A closer look at what makes this month's book tick.

Most club members have received their copies of Tania Branigan’s Red Memory, our book of the month for November, but a few are still winging their way across the country. So I wanted to give you some context when you pick it up.

Why did I appreciate this book? Why did I pick it? Here are a few things that stood out.

Acceptance
To me, and maybe to Western readers in general, there’s not a lot that makes sense about the Cultural Revolution. How can this stuff happen? It seems mind-boggling. People who have direct experience of totalitarian societies might have a better grasp of the way in which people can turn to their darkest selves, but there is a disconnected, extraordinary strangeness about Mao’s 25-year rule that I don’t think will ever quite compute for those outside China. But Branigan’s book doesn’t try to present a grand theory of everything to get around that weirdness. It knows that this history is bewildering, and deals with what it has.

Specificity
One way that Branigan sidesteps the baffling complexity of Maoist China is by focusing relentlessly on the stories of specific individuals. We are guided through the fog by the experiences of real people and what happened to them during this period. This not only challenges stereotypes about China—which many still see as a vast land full of endless drones in service to the party—but also allows Branigan to show that people find it hard to come to terms with what the Cultural Revolution actually involved.

Character
The book is structured as a series of individual portraits, interviews and profiles, interspersed with a few chapters of exposition—and it really worked for me.
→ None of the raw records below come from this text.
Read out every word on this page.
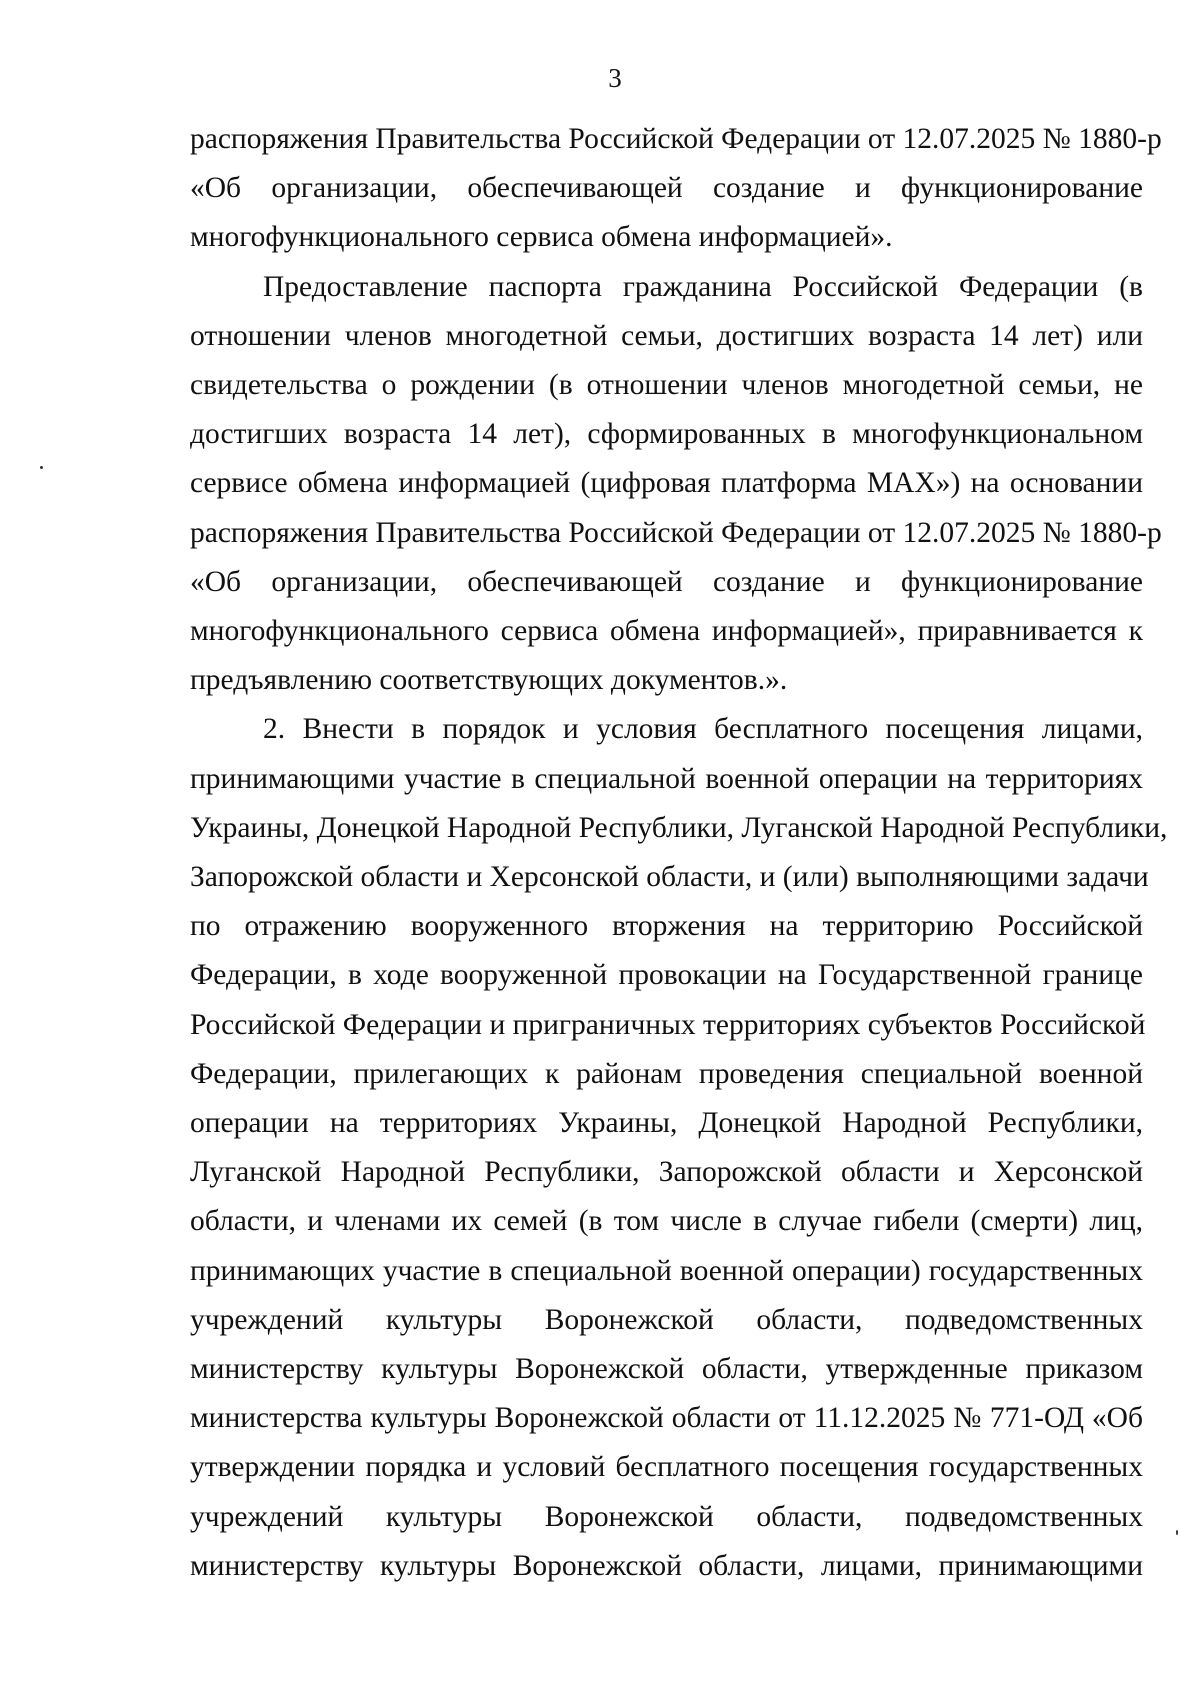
3
распоряжения Правительства Российской Федерации от 12.07.2025 № 1880-р
«Об организации, обеспечивающей создание и функционирование
многофункционального сервиса обмена информацией».
Предоставление паспорта гражданина Российской Федерации (в
отношении членов многодетной семьи, достигших возраста 14 лет) или
свидетельства о рождении (в отношении членов многодетной семьи, не
достигших возраста 14 лет), сформированных в многофункциональном
сервисе обмена информацией (цифровая платформа MAX») на основании
распоряжения Правительства Российской Федерации от 12.07.2025 № 1880-р
«Об организации, обеспечивающей создание и функционирование
многофункционального сервиса обмена информацией», приравнивается к
предъявлению соответствующих документов.».
2. Внести в порядок и условия бесплатного посещения лицами,
принимающими участие в специальной военной операции на территориях
Украины, Донецкой Народной Республики, Луганской Народной Республики,
Запорожской области и Херсонской области, и (или) выполняющими задачи
по отражению вооруженного вторжения на территорию Российской
Федерации, в ходе вооруженной провокации на Государственной границе
Российской Федерации и приграничных территориях субъектов Российской
Федерации, прилегающих к районам проведения специальной военной
операции на территориях Украины, Донецкой Народной Республики,
Луганской Народной Республики, Запорожской области и Херсонской
области, и членами их семей (в том числе в случае гибели (смерти) лиц,
принимающих участие в специальной военной операции) государственных
учреждений культуры Воронежской области, подведомственных
министерству культуры Воронежской области, утвержденные приказом
министерства культуры Воронежской области от 11.12.2025 № 771-ОД «Об
утверждении порядка и условий бесплатного посещения государственных
учреждений культуры Воронежской области, подведомственных
министерству культуры Воронежской области, лицами, принимающими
Each person came alive on the page through vivid, personal descriptions. There is a mixture of subjects (artists and propagandists, militants and rebels, betrayers and protesters) but the fact that they are allowed to speak for themselves proved powerful and affecting. There are similarities between them—the sense of regret, the difficulty in coming to terms with how history played out—but there are differences, too. Some of these people are funny, others quiet, some resigned, some adamant. And they are all very much alive.

Honesty
That is not to say that everyone in the book is truthful or direct: far from it. Branigan has to deal with people who aren’t honest with her, and aren’t honest with themselves. This, I suppose, is the central theme of Red Memory: how do people live with their actions, or with the traumas that have happened? How do you carry on in the aftermath? By slowly accumulating these examples of people’s different ways of dealing with their part in this terror, we are able to juxtapose different perspectives in a way that felt very real to me.

Fearlessness
And at the heart of it all, there is Branigan’s unflinching eye. She asks the questions, draws out the memories, and plays it back for us in ways that are often brutal. There are sections in the book, descriptions both from the author and her interviewees, that are deeply distressing. Betrayals, murders, denunciations… all of the large-scale programming that society underwent seems represented. But it’s always careful and straight, and uncompromising: three qualities I really welcome.

Next week I plan on doing a closer read of a particular section to explore what all this means in practice, but as you read Red Memory, I wonder: Did you enjoy these same things? Do you understand the Cultural Revolution? Can you imagine what it was like?